A grande farsa

A grande farsa

Durante quarenta anos nos embriagámos com as privatizações, desmantelámos os bens públicos e os bens comuns e os confiámos ao mercado capitalista. Mas o setor privado não é a terra prometida....

por Luigino Bruni

publicado no site Il Messaggero di Sant'Antonio em 01/07/2022

A pandemia, antes disso a crise climática, a guerra na Ucrânia e suas implicações sobre os custos e preços de quase tudo, deveria nos fazer refletir muito mais sobre a relação entre o privado e o público. Durante quarenta anos nos embriagámos com a privatização, desmantelámos bens públicos e bens comuns e os confiámos ao mercado capitalista, convencidos de que o motivo do lucro privado era a única motivação para envolver trabalhadores e empresários. Assim, ferrovias, energia, água, autoestradas e cada vez mais cuidados de saúde, escolas e universidades são administradas por capital e capitalistas privados, e os lucros que surgem desses bens comuns acabam em pouquíssimas mãos, já muito ricas.

O paradoxo de tudo isso é que a primeira entusiasta deste dogma religioso - mais privado é igual a mais motivação e, portanto, mais eficiência - foi e continua sendo a esquerda europeia, que nasceu de uma crítica ao capitalismo e ao lucro.
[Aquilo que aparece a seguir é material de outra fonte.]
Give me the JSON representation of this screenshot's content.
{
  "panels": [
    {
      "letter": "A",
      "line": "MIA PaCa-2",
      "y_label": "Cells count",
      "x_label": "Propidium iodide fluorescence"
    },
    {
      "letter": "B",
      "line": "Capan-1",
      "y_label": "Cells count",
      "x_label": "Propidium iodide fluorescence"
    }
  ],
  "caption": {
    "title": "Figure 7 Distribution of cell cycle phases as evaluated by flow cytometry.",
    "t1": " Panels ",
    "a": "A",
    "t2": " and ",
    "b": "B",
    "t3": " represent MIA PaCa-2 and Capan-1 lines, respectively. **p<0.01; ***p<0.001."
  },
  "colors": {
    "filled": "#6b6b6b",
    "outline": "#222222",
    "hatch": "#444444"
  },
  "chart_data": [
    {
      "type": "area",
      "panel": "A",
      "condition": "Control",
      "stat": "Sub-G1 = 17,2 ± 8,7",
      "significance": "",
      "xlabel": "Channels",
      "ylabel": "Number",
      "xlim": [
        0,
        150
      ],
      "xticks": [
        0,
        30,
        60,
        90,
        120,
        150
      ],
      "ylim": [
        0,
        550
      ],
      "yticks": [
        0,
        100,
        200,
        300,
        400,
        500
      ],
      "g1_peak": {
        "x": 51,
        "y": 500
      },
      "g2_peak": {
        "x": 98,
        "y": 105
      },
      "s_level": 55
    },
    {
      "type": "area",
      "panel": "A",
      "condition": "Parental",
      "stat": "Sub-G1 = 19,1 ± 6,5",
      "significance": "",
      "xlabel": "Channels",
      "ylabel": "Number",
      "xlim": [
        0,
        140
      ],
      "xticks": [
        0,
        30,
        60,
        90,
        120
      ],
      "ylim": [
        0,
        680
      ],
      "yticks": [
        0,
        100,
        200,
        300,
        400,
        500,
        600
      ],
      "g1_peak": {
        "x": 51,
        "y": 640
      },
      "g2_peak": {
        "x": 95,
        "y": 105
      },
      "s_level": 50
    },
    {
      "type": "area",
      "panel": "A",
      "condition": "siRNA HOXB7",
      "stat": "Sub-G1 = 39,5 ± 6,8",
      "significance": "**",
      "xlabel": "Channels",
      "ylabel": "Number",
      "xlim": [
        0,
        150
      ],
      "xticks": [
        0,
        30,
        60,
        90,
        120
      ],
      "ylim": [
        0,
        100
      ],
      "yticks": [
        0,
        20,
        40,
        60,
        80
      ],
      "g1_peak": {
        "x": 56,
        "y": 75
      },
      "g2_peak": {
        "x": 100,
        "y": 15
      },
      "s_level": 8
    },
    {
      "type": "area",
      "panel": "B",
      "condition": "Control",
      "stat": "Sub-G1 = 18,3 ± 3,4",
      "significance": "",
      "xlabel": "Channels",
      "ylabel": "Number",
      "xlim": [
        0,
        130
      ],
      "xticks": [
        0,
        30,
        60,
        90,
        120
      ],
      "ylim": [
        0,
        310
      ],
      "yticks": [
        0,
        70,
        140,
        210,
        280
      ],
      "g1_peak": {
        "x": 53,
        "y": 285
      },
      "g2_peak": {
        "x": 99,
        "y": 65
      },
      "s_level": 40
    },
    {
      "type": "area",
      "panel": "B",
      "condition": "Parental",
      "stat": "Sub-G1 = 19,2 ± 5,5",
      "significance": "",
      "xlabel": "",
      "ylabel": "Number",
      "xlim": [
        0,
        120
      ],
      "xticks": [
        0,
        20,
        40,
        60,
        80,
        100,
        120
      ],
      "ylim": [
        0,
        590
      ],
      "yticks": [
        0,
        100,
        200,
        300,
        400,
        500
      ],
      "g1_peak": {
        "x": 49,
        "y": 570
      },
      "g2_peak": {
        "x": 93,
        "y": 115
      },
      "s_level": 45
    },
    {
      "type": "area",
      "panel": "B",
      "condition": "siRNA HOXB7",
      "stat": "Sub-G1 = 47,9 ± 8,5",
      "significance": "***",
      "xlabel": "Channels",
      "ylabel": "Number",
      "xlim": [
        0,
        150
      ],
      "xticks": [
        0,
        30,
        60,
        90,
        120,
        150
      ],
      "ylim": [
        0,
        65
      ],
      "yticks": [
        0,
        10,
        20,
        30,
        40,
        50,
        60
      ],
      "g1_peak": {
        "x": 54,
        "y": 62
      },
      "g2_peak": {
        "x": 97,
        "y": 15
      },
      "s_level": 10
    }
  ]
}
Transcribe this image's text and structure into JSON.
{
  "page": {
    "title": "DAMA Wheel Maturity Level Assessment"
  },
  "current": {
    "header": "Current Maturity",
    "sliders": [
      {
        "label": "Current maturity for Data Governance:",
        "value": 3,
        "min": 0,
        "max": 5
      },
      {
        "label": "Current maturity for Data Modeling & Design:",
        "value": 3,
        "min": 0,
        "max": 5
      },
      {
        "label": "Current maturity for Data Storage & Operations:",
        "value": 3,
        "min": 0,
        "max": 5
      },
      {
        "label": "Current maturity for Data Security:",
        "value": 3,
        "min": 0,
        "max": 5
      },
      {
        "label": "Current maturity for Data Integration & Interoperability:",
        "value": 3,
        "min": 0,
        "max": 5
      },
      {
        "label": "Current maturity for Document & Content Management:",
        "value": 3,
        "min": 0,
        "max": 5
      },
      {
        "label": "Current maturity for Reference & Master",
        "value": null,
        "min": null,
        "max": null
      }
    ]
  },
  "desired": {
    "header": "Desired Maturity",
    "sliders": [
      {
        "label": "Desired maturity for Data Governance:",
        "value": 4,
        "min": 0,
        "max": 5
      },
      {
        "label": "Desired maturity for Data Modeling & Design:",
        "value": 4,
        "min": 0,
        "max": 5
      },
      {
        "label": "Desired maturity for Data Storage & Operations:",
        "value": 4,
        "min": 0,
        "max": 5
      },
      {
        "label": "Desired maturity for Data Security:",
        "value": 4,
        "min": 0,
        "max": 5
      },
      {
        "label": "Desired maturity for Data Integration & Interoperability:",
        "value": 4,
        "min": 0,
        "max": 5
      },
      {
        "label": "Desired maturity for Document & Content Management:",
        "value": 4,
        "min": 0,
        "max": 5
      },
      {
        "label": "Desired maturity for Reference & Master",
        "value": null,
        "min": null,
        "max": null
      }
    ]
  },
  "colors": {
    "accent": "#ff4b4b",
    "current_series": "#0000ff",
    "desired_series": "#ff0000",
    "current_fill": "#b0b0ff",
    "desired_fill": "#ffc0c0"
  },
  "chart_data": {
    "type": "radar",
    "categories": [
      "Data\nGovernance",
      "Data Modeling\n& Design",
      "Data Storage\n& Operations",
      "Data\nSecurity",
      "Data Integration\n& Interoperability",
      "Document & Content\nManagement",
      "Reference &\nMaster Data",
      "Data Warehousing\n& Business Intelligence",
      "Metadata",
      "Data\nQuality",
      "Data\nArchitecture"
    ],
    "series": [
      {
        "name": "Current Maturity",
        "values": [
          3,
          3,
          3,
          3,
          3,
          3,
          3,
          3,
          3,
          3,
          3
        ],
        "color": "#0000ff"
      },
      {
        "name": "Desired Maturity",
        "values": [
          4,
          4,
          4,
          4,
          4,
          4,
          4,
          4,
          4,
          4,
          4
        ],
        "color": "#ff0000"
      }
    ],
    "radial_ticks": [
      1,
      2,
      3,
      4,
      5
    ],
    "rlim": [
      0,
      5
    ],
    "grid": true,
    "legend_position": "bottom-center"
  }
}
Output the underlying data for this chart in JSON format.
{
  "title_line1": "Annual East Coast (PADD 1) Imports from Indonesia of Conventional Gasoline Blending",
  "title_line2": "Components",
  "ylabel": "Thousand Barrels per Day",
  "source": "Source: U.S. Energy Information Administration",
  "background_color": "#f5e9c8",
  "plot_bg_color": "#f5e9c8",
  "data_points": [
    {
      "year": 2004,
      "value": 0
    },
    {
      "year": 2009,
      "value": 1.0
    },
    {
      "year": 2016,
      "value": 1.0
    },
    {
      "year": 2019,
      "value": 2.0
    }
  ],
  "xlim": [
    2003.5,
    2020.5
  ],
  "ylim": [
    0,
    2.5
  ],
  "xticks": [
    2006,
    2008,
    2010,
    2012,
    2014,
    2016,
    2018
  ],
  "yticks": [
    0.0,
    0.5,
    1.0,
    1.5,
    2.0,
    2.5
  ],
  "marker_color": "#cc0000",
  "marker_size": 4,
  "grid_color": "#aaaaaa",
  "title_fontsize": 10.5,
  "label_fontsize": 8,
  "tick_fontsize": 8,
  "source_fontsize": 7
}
E assim, diante do aumento do custo dos combustíveis, que, junto com a inflação, está, dia após dia, matando de fome as famílias com salários baixos ou médios, (nos daremos conta disso dentro de alguns meses), o valor dos pedágios/portagens nas autoestradas poderia ao menos ter sido reduzido se, como nos foi prometido após o colapso da ponte de Morandi, tivesse voltado às mãos públicas. Se existe um negócio rentável e seguro, é justamente a gestão das autoestradas, ainda mais em um país longo e turístico como a Itália.

Ficamos convencidos de que o setor privado é o paraíso da nova economia, o público é um inferno e o sem fins lucrativos o purgatório. Como economista e historiador do pensamento econômico, ainda não consigo entender como esta ideia doentia e errada pode ser afirmada. Conheço as ideologias e os demagogos, mas ainda estou esperando que alguém me mostre porque é que os bens comuns são mais bem geridos pelo privado do que pelo público. A Itália inventou os municípios livres, inventou, ainda com os romanos e depois na Idade Média, a gestão comum dos recursos coletivos. Fizemos verdadeiros milagres econômicos, civis e artísticos, porque as cidades eram formas de cooperativas, consórcios de cidadãos que juntos administravam muitas atividades políticas e também muitas empresas.

O capitalismo das privatizações é um produto de importação, de países (como os EUA e a Holanda) que são antiliberais em indústrias chave e importantes, como todos nós sabemos. Precisamos repensar, imediata e profundamente, a relação entre o público e o privado. Os bens comuns ambientais globais administrados com lógica privada não só não são mais eficientes como estão sendo destruídos: basta ler o que o ecologista Garrett Hardin escreveu sobre a «tragédia dos bens comuns». E estamos vendo isso, e vendo mais a cada dia.

A saúde e os transportes são outros bens comuns onde o lucro privado é demasiado pequeno, existe uma necessidade de princípios, normas e valores que tenham presente a dimensão do Bem Comum: em algumas áreas até os interesses privados podem gerar o Bem Comum (calçado, roupas, talvez em frutas), mas em outras áreas os valores a serem protegidos são tão importantes e decisivos que devem ser administrados sem serem impulsionados pelos incentivos do lucro privado, que são fracos demais para as coisas realmente cruciais. Nós já sabíamos dessas coisas no passado. Depois vieram os novos consultores, filhos das escolas de negócios (business school), com pouca cultura humanista e muito inglês, e decidiram que o setor privado era a Terra Prometida. Eles nos convenceram, eles também convenceram os políticos, e agora estão convencendo praticamente todos, até as Igrejas. Quando nos daremos conta deste imbróglio e o chamaremos de farsa?